The appearance of calm is obviously deceptive. The Bosphorus, geologists agree, was made in a cataclysm. Seven thousand years ago, the rising seas broke through to make this narrow channel between the cold north and the Homeric Mediterranean.  When Jason brought his Argonauts through here, in a garbled echo of the earliest days of trader Greeks seeking Georgian gold, they faced being crushed by the Clashing Rocks.

The Bosphorus gives Istanbul an edge of danger and excitement. It always has: Byron pretended to have seen bodies washed up beneath the walls of the seraglio. Even now, ships ride at anchor in the Sea of Marmora like an invasion fleet; the mosques of Asia and Europe brood darkly over the waters that divide them; a lot of the ships that hum through the straits are, ringers for the suspect vessels you get in a Tintin story, their black hulls lettered in Cyrillic, Greek or Chinese characters. Few of them stop; they are only passing through, but they bring with them an inscrutable air of geopolitics and distant deals.

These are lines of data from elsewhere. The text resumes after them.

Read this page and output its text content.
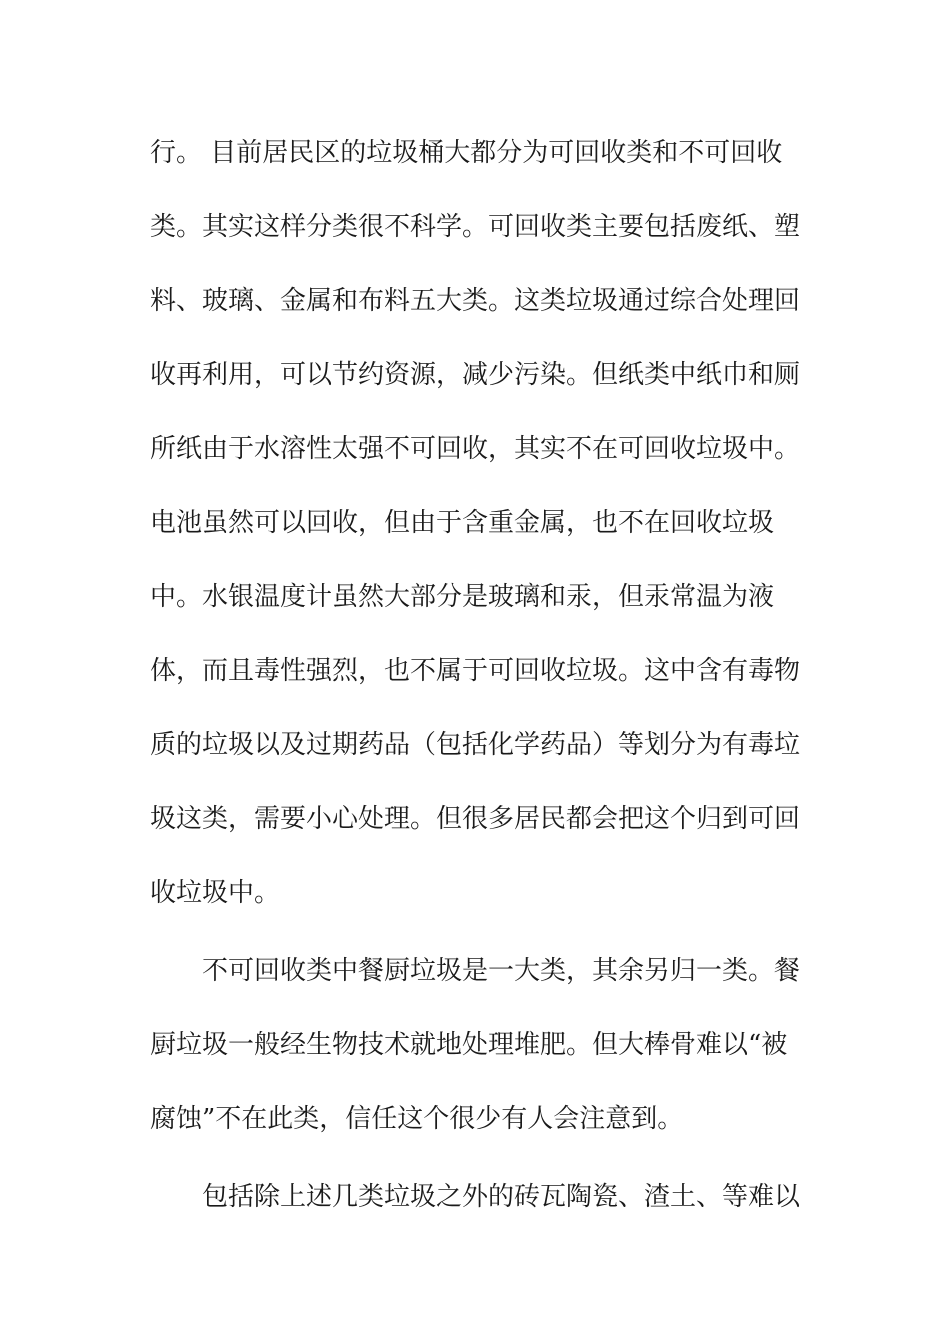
行。 目前居民区的垃圾桶大都分为可回收类和不可回收
类。其实这样分类很不科学。可回收类主要包括废纸、塑
料、玻璃、金属和布料五大类。这类垃圾通过综合处理回
收再利用，可以节约资源，减少污染。但纸类中纸巾和厕
所纸由于水溶性太强不可回收，其实不在可回收垃圾中。
电池虽然可以回收，但由于含重金属，也不在回收垃圾
中。水银温度计虽然大部分是玻璃和汞，但汞常温为液
体，而且毒性强烈，也不属于可回收垃圾。这中含有毒物
质的垃圾以及过期药品（包括化学药品）等划分为有毒垃
圾这类，需要小心处理。但很多居民都会把这个归到可回
收垃圾中。
不可回收类中餐厨垃圾是一大类，其余另归一类。餐
厨垃圾一般经生物技术就地处理堆肥。但大棒骨难以“被
腐蚀”不在此类，信任这个很少有人会注意到。
包括除上述几类垃圾之外的砖瓦陶瓷、渣土、等难以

Some of them do stop, in fact, quite unexpectedly. Orhan Pamuk’s memoir of Istanbul devotes several pages to the menace of those passing ships, and it’s something you find yourself thinking about now and then. The rocky shores of the straits are, now, mercifully still, but the Bosphorus is by no means an easy passageway. While a two foot drop in levels between the Black Sea and the Sea of Marmara creates a surface current running from north to south, another, deeper current moving upwards from the Mediterranean scours the bottom of the strait. The indented shoreline makes for vicious counter-currents on the surface, too. Seventy years ago, in 1936, when the Straits were thrown open to all shipping, Istanbul had a population of half a million, and 17 ships passed every day. Now it has twelve million, and almost 5000 ships slide through it every month, Ukrainian ferries, Russian and Bulgarian container ships, Italian cruise liners, and an uncomfortable number of oil and gas tankers from the Black Sea.

So the tinkling cutlery on the cloth is not entirely without menace, and it’s best, really, to devote your attentions to the culinary traffic of the Bosphorus, instead. Turbot, mackerel, bonito and mullet; Istanbullus lament the slow decline of the dolphins whose appearance  marked the arrival of the lufer, a bluefish which is a speciality of the city, but as the late Alan Davidson wrote, ‘these varied waters yield rich crops of fish, and the Turks, whose cuisine is ranked by many the finest in the world, do justice to it.’